Posted: March 1, 2021
You dive deep into the ocean with an oxygen tank strapped to your back. What are you afraid of?
But you should be even more afraid of water pressure.
Did you know air is pushing on you every day? When people stand on dry land, the air around them has pressure—just the right amount for a person to live in. But water is heavier than air. When divers go deep and breathe from air tanks, they are breathing air with a lot of extra pressure in it. Even the blood and tissue in their bodies are under more pressure than usual.
If a diver comes to the surface quickly, the pressure releases fast, kind of like bubbles in a can of soda. Those bubbles don’t belong in the human body. They can harm tissue or stop blood vessels from doing their jobs. That makes a person very sick. This diving sickness is called the bends.
Sometimes the bends make someone a little tired or sore in the joints. Sometimes the bends paralyze. Sometimes they kill. One day, a diver might not be affected at all. Another day, the bends could be severe. The deeper a diver goes and the longer he or she stays down, the more gas the diver’s body absorbs.

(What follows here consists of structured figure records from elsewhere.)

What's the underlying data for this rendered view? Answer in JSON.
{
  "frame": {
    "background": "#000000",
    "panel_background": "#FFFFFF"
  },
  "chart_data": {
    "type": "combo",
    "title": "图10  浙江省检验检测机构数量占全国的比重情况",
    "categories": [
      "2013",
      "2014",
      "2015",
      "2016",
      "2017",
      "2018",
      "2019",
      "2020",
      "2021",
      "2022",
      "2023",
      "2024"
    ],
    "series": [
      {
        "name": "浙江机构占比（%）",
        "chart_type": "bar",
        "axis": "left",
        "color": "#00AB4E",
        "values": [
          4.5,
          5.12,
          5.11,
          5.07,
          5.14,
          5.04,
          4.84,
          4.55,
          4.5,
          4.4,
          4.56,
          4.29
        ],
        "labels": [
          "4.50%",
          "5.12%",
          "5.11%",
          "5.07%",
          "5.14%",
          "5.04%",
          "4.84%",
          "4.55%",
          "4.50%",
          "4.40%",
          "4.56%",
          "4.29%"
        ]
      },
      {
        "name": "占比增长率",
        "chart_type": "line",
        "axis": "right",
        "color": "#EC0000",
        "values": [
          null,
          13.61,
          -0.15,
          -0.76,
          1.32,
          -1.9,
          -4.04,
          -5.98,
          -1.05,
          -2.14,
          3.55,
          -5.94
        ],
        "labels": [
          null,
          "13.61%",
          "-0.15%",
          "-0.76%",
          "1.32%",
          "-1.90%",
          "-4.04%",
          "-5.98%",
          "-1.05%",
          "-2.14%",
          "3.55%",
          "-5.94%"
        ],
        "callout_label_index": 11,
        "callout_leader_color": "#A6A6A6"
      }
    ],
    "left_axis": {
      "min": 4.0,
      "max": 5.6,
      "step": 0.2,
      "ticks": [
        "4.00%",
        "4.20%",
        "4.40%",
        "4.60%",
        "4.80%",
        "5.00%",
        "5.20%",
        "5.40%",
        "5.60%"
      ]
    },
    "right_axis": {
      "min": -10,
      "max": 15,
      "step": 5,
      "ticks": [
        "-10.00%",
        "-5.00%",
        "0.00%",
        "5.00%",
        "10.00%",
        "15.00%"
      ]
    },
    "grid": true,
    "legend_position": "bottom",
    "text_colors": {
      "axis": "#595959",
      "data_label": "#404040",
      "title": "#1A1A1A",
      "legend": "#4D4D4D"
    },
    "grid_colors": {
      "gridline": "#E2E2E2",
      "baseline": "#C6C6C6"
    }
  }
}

To dive safely, divers must come to the surface of the water slowly. But coming up slowly can be a challenge when you’re in a hurry to get some air!
Diving marine animals almost never get the bends. God made these creatures with particular abilities to store and redistribute oxygen through their bodies deep underwater. He didn’t design people that way. That’s a good reason for people to come up sloooowwwly—or stay in the shallows. Another way to avoid the bends: Take long breaks between dives.